Queima de agrotóxico em fornos de cimento
Além da revogação de três resoluções, a pauta do Conama também prevê a aprovação de uma resolução que licencia a queima de resíduos em fornos de produção de clínquer, principal componente do cimento.
A proposta autoriza a queima de poluentes orgânicos persistentes, como substâncias usadas em pesticidas, inseticidas e fungicidas. Também cabem na classificação produtos industriais.
Altamente tóxicos, persistentes no ambiente e bioacumulativos (ou seja, não são eliminados pelo nosso organismo), eles estão ligados a disfunções hormonais, imunológicas, neurológicas e reprodutivas. Segundo a Organização Mundial da Saúde, sua queima não-controlada, sob temperatura inadequada ou com combustão incompleta pode gerar subprodutos ainda mais tóxicos.
A resolução anterior do Conama sobre o tema (resolução 264/1999), que deve ser revogada nesta segunda pelo novo texto, expressava já no primeiro artigo que a queima em fornos de clínquer não se aplicaria para agrotóxicos, organoclorados e resíduos de serviços de saúde.
O novo texto deixa de citar o termo agrotóxicos entre as exceções e inclui expressamente a permissão para queima de medicamentos e resíduos da indústria farmacêutica.
Na prática, o texto também libera a queima de substâncias tóxicas sem qualquer limite de concentração.
Isso porque ele admite a autorização de concentrações de poluentes superiores às estabelecidas no anexo da resolução “desde que haja ganho ambiental”.
No entanto, entre os possíveis ganhos ambientais aceitos pela resolução, está “a eliminação ou a redução da necessidade de disposição final de resíduos”. Como toda queima reduz a quantidade final de resíduos, a nova resolução implica que qualquer incineração será entendida como ganho ambiental, a despeito dos riscos impostos pela emissão de poluentes.
Além da facilitação do descarte de agrotóxicos, em benefício do setor agrícola, a resolução também amplia a atuação do setor de resíduos, que tem mantido diálogo estreito com o MMA na elaboração do novo Plano Nacional de Resíduos Sólidos, atualmente sob consulta no site da pasta.
O ministro Ricardo Salles teve pelo menos oito encontros neste ano com representantes da Abrelpe, a Associação Brasileira de Empresas de Limpeza Pública, segundo a agenda disponível no site do MMA.
O blog tentou contato com o ministro do Meio Ambiente, mas não obteve retorno.
Colegiado
O Conama perdeu representação das organizações da sociedade civil – cujos assentos no conselhos passaram de 23 para quatro – e também dos estados – que passaram de 27 para cinco cadeiras, ainda no início do governo Bolsonaro, quando o governo federal e o setor privado passaram a compor a maioria do colegiado.

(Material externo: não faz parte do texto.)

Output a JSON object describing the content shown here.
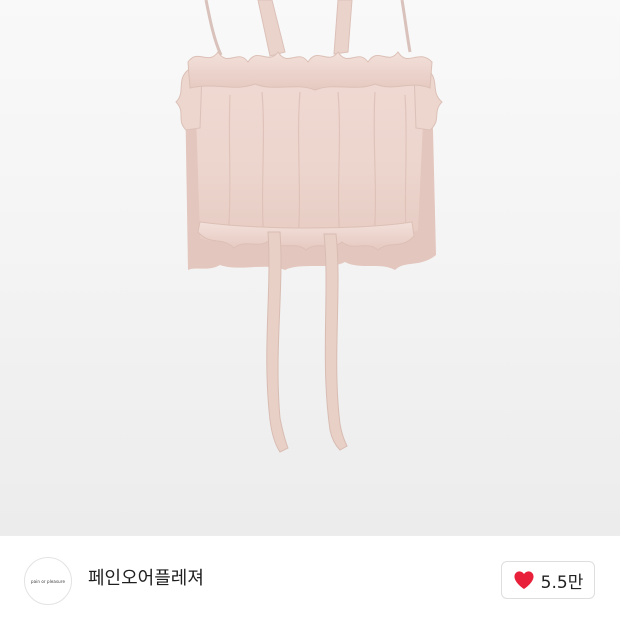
{
  "product": {
    "image_subject": "pink-ruffle-camisole-top"
  },
  "shop": {
    "avatar_text": "pain or pleasure",
    "name": "페인오어플레져"
  },
  "likes": {
    "count_label": "5.5만",
    "icon": "heart-icon",
    "heart_color": "#e8203a"
  },
  "colors": {
    "garment": "#ead2ca",
    "background": "#f4f4f4"
  }
}
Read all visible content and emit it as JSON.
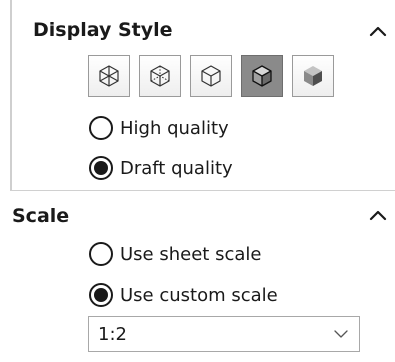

Segundo o ex-conselheiro do Conama e presidente do Instituto Brasileiro de Proteção Ambiental (Proam), Carlos Bocuhy, as decisões do Conama deveriam pressupor audiências públicas e avaliações técnicas e científicas, que embasariam as decisões.

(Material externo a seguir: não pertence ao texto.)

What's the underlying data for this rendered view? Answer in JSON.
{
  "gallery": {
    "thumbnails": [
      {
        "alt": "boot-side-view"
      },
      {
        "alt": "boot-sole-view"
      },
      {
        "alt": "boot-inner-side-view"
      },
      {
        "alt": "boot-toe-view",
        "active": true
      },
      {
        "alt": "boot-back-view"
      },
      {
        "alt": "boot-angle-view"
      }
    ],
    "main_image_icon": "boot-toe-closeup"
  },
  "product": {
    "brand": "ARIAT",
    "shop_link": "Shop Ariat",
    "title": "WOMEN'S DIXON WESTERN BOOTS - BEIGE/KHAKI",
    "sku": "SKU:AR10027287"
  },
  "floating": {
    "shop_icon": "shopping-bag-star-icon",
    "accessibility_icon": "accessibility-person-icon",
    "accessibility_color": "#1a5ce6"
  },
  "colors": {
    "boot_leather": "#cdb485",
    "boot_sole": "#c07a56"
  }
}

“Eles estão simplesmente revogando as resoluções, sem sequer avaliar se estão retirando os elementos protetivos”, aponta.
Embora os pareceres jurídicos do MMA apontem a legislação superveniente como motivo para revogação, a Política Nacional do Meio Ambiente prevê que o Conama crie normas e padrões de qualidade ambiental.

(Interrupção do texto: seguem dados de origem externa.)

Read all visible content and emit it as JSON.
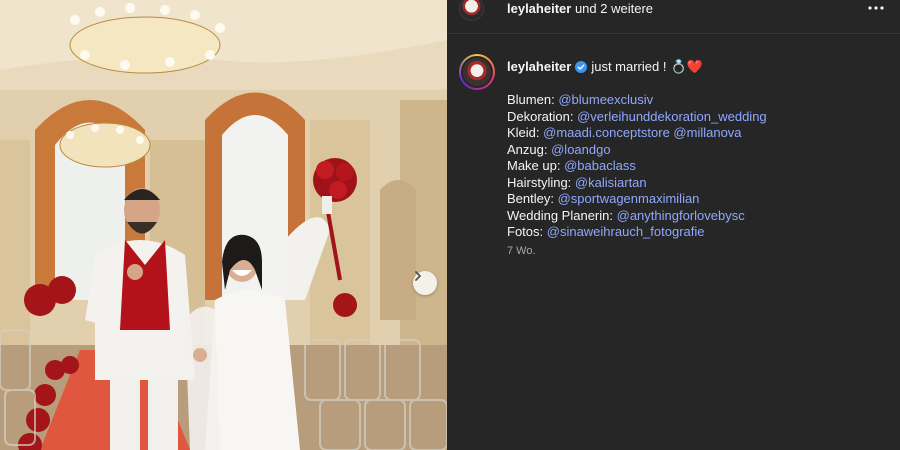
{
  "post": {
    "owner": "leylaheiter",
    "collaborators_text": "und 2 weitere",
    "caption_title": "just married !",
    "caption_emoji": "💍❤️",
    "credits": [
      {
        "label": "Blumen:",
        "mention": "@blumeexclusiv"
      },
      {
        "label": "Dekoration:",
        "mention": "@verleihunddekoration_wedding"
      },
      {
        "label": "Kleid:",
        "mention": "@maadi.conceptstore @millanova"
      },
      {
        "label": "Anzug:",
        "mention": "@loandgo"
      },
      {
        "label": "Make up:",
        "mention": "@babaclass"
      },
      {
        "label": "Hairstyling:",
        "mention": "@kalisiartan"
      },
      {
        "label": "Bentley:",
        "mention": "@sportwagenmaximilian"
      },
      {
        "label": "Wedding Planerin:",
        "mention": "@anythingforlovebysc"
      },
      {
        "label": "Fotos:",
        "mention": "@sinaweihrauch_fotografie"
      }
    ],
    "timestamp": "7 Wo."
  },
  "icons": {
    "more": "more-horizontal-icon",
    "verified": "verified-badge-icon",
    "next": "chevron-right-icon"
  },
  "colors": {
    "panel_bg": "#262626",
    "mention": "#8fa8ff",
    "verified": "#3897f0"
  }
}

“Há vários temas nos quais as resoluções do conselho constituem a principal fonte de regras de aplicação nacional, como o licenciamento ambiental e o controle de poluição por veículos automotores”, afirma Suely Araújo, especialista em políticas públicas do Observatório do Clima e ex-presidente do Ibama.
Segundo Bocuhy, as decisões do Conama também são mais difíceis de serem questionadas na Justiça, em comparação com decretos e outros atos discricionários do governo.
“Por representar uma decisão colegiada, é muito difícil, em um processo judicial, que o juiz conceda a razão à sociedade civil, porque a defesa será alicerçada no fato de que a sociedade presente anuiu àquele procedimento, porque ele se reveste aparentemente de um caráter democrático, que não é o caso agora”, afirma Bocuhy.